Pablo followed Sendong’s act on about the same date. It was the strongest typhoon to hit the Philippines this year, with more than 400 dead, 101 of them in New Bataan, and damaging at least P4 billion in agriculture and property.

Bodies here and there

On Friday morning, the new river in New Bataan was still flowing strong, as deep as a man’s waist and as wide or wider in places like Edsa in Metro Manila. Search-and-rescue teams were still at work, retrieving bodies that turned up here and there.

The river stretched as far as the eye could see, and villagers believed it was flowing into one of the many tributaries of Agusan River to the north.

For Feliciano and Alejandra Medrano, a couple in their late 60s living in Purok 8, an adjacent hillside community, it was a river of horrors.

“That river brought the dead from Barangay (village) Andap to our barangay,” Alejandra said. Only two people in their neighborhood died, but their community was distraught to find so many corpses in their midst.

In New Bataan, 127 people have been recorded as dead as of mid-Friday, and 398 remained missing, according to a tally at the municipal gym in the town center. Most of the 71 identified dead came from Andap.

The Medrano couple narrated their ordeal.

At about 6 a.m., a neighbor shouted at them to evacuate to higher ground, as their small wooden house did not seem like it could withstand the typhoon raging outside.

When they got out of the door, they saw that the floodwater was already high. The Medranos tried to cross to the other side to join their neighbors.

“We were locked in an embrace. But the water was too strong. We were swept away,” Alejandra said.

She recalled pulling her husband up each time he went underwater.
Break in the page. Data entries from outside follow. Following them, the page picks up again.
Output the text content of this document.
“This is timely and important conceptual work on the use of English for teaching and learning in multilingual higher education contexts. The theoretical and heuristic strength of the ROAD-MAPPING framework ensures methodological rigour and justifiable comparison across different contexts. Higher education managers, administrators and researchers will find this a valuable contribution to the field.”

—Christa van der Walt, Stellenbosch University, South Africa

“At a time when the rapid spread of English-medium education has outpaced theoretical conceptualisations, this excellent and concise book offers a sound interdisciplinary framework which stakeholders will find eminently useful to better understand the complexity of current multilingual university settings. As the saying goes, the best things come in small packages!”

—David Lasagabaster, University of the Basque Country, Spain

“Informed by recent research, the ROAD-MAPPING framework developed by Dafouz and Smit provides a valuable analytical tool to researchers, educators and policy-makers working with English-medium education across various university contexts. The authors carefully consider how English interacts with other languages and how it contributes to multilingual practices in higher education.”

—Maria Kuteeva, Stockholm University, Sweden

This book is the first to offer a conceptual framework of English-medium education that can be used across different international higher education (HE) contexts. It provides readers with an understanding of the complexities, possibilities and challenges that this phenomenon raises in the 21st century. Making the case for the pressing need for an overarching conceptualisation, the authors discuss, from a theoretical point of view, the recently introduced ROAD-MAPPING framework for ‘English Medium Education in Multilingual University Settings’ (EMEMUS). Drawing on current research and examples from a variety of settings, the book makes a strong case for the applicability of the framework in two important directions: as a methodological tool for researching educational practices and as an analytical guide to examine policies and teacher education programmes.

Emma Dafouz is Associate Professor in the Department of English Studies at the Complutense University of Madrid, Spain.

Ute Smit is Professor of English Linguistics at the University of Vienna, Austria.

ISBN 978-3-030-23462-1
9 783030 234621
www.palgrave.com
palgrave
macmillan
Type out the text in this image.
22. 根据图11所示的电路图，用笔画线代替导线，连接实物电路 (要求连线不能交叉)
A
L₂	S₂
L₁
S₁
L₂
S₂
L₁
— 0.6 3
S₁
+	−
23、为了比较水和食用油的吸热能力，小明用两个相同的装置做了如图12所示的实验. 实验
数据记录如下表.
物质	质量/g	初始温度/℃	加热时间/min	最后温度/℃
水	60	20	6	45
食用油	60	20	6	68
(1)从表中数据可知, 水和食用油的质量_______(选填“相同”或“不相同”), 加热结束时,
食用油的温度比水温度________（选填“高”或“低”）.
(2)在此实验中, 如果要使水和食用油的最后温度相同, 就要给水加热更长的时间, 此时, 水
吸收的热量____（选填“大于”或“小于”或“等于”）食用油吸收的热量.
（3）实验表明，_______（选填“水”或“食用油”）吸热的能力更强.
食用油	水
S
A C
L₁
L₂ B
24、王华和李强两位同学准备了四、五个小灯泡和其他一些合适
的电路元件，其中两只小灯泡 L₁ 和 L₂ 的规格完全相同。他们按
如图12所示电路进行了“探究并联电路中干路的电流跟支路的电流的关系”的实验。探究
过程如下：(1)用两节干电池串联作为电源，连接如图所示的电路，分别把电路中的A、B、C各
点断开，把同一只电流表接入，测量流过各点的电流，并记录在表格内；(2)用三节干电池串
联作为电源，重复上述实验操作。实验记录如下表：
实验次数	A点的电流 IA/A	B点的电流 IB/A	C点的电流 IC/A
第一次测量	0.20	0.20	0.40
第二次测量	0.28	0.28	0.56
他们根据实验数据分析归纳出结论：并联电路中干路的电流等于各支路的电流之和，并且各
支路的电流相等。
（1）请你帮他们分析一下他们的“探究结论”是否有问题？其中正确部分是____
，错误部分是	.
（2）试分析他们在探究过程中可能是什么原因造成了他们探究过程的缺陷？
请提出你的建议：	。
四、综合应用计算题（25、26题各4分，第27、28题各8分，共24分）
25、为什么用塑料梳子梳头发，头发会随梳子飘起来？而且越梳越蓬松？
Feliciano, who was using a stick as a cane, said he had arthritis, which made it difficult for him to wade through the flood with its strong current.

Chapel refuge

Alejandra said they eventually managed to pull themselves out of the water’s way and joined their neighbors in a chapel, where they lay huddled and waited the storm out.

As the current was still too strong, the villagers spent four days in the chapel, subsisting on rice and banana, with kerosene lamps to illuminate the place at night.

They collected water from a ground spring and rationed the modest provisions among themselves.

“We didn’t want to leave because we at least had bananas, and we knew that there wasn’t a lot of food in the evacuation centers,” their neighbor, Leticia Galo, 43, said.

But eventually, food and gas ran out, their cell phone batteries gave out, and many in the group had to make the difficult trek to the town center to look for food, medicines and fuel.

They also worked together to gather the decomposing bodies.

Feliciano said about 50 people still crammed the chapel, a couple of whom were too old to cross the new river, and many children too young to do so.